Les trois chefs d’État de l'AES: le Capitaine Ibrahim Traoré du Burkina Faso, le Général d’armée Assimi Goïta du Mali et le Général d’armée Abdourahamane Tiani du Niger.
Bassolma Bazié, président de la Commission nationale de la Confédération des Etats du Sahel (AES) Burkina, en visite à Bamako au Mali, a été interrogé par la télévision nationale malienne, sur la monnaie commune confédérale.
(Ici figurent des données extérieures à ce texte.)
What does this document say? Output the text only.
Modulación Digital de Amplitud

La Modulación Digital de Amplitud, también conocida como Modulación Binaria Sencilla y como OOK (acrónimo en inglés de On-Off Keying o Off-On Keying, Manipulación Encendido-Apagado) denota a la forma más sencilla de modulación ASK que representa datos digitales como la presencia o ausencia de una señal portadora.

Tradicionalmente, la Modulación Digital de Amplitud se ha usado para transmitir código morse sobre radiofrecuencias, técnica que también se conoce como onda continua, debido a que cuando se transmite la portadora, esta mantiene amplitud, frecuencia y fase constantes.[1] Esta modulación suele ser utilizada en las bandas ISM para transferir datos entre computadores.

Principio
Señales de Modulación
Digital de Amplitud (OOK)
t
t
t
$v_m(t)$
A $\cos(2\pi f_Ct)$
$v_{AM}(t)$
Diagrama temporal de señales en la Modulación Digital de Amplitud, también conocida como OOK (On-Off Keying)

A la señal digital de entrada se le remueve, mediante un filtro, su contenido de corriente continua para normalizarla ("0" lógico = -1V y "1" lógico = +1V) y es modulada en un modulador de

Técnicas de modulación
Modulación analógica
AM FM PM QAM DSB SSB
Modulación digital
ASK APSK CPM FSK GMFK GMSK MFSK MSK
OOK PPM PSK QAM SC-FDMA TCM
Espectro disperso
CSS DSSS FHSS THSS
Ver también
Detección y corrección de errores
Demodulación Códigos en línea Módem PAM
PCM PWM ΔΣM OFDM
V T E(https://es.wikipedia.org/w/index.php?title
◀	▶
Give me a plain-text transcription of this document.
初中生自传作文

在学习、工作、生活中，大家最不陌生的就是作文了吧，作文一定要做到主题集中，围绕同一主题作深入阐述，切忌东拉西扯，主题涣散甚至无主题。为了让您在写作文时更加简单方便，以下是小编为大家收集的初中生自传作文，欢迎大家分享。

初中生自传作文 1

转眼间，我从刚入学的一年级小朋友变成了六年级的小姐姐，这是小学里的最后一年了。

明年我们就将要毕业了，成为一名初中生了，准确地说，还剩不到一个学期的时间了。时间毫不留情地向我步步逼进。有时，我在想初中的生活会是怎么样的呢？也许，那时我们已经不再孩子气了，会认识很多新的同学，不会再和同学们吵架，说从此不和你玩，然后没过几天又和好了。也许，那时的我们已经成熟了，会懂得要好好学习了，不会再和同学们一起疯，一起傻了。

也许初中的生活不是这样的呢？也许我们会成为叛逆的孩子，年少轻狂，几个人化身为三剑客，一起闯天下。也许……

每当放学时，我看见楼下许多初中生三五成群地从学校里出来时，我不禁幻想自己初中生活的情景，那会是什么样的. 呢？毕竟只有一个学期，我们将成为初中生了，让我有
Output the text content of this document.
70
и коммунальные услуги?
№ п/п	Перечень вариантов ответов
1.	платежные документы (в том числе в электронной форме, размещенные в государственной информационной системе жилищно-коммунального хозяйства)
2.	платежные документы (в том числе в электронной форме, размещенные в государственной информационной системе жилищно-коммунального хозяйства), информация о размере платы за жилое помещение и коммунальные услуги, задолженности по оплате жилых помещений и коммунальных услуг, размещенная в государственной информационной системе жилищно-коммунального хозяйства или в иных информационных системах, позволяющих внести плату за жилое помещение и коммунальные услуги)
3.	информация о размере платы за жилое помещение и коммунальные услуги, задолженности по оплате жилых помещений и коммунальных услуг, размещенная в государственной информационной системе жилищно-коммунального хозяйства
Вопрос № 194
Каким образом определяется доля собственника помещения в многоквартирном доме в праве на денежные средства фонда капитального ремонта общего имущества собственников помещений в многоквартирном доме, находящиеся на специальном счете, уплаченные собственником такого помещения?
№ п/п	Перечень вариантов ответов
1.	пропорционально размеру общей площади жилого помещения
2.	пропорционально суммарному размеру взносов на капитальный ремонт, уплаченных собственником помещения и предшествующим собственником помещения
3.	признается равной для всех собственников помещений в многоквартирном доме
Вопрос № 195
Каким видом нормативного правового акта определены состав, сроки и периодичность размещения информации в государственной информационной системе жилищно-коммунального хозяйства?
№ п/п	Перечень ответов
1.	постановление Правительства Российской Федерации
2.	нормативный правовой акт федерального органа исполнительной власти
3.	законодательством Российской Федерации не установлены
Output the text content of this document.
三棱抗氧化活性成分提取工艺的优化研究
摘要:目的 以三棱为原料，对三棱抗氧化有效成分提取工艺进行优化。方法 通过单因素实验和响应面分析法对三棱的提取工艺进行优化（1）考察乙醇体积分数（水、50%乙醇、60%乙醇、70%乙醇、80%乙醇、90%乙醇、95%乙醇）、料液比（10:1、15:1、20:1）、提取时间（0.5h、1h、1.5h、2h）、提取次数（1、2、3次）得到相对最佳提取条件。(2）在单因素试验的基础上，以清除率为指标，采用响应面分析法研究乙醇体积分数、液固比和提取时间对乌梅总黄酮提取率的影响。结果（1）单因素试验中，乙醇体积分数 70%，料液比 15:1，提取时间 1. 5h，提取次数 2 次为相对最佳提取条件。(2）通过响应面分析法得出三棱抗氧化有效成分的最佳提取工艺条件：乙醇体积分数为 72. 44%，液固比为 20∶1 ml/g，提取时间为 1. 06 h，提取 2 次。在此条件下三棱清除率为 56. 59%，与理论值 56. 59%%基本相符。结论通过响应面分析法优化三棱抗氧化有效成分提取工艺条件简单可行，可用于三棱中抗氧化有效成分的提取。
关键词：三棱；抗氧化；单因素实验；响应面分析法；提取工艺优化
Il a appelé à la patience et à la confiance envers les dirigeants de la Confédération.
Par Elie Fagnaan
« La monnaie s’annonce et continue de s’annoncer de façon très sereine », chez les trois dirigeants de l’AES, a déclaré l’ancien ministre d’Etat du Burkina Faso.
La prudence actuelle dans les réflexions sur cette monnaie, est importante selon M. Bazié, pour bâtir une monnaie durable, crédible et résistante aux pressions extérieures.
« La monnaie est un pilier de l’indépendance, mais elle ne se décrète pas dans la précipitation », a-t-il insisté.
Celle de l’AES est toujours d’actualité et fait l’objet de concertation étroite entre les trois chefs d’État, à savoir, le Capitaine Ibrahim Traoré du Burkina Faso, le Général d’armée Assimi Goïta du Mali et le Général d’armée Abdourahamane Tiani du Niger.
Bassolma Bazié s’est appuyé sur une récente déclaration du général d’armée Abdourahmane Tiani, Président du Niger, pour rassurer que les chefs d’État sont « en réflexion permanente » sur la question monétaire.
Le moment venu, précise-t-il, la communication sera assurée par des spécialistes mandatés. « Si nous avons confiance en nos leaders, il n’y a pas de raison de douter », a-t-il affirmé.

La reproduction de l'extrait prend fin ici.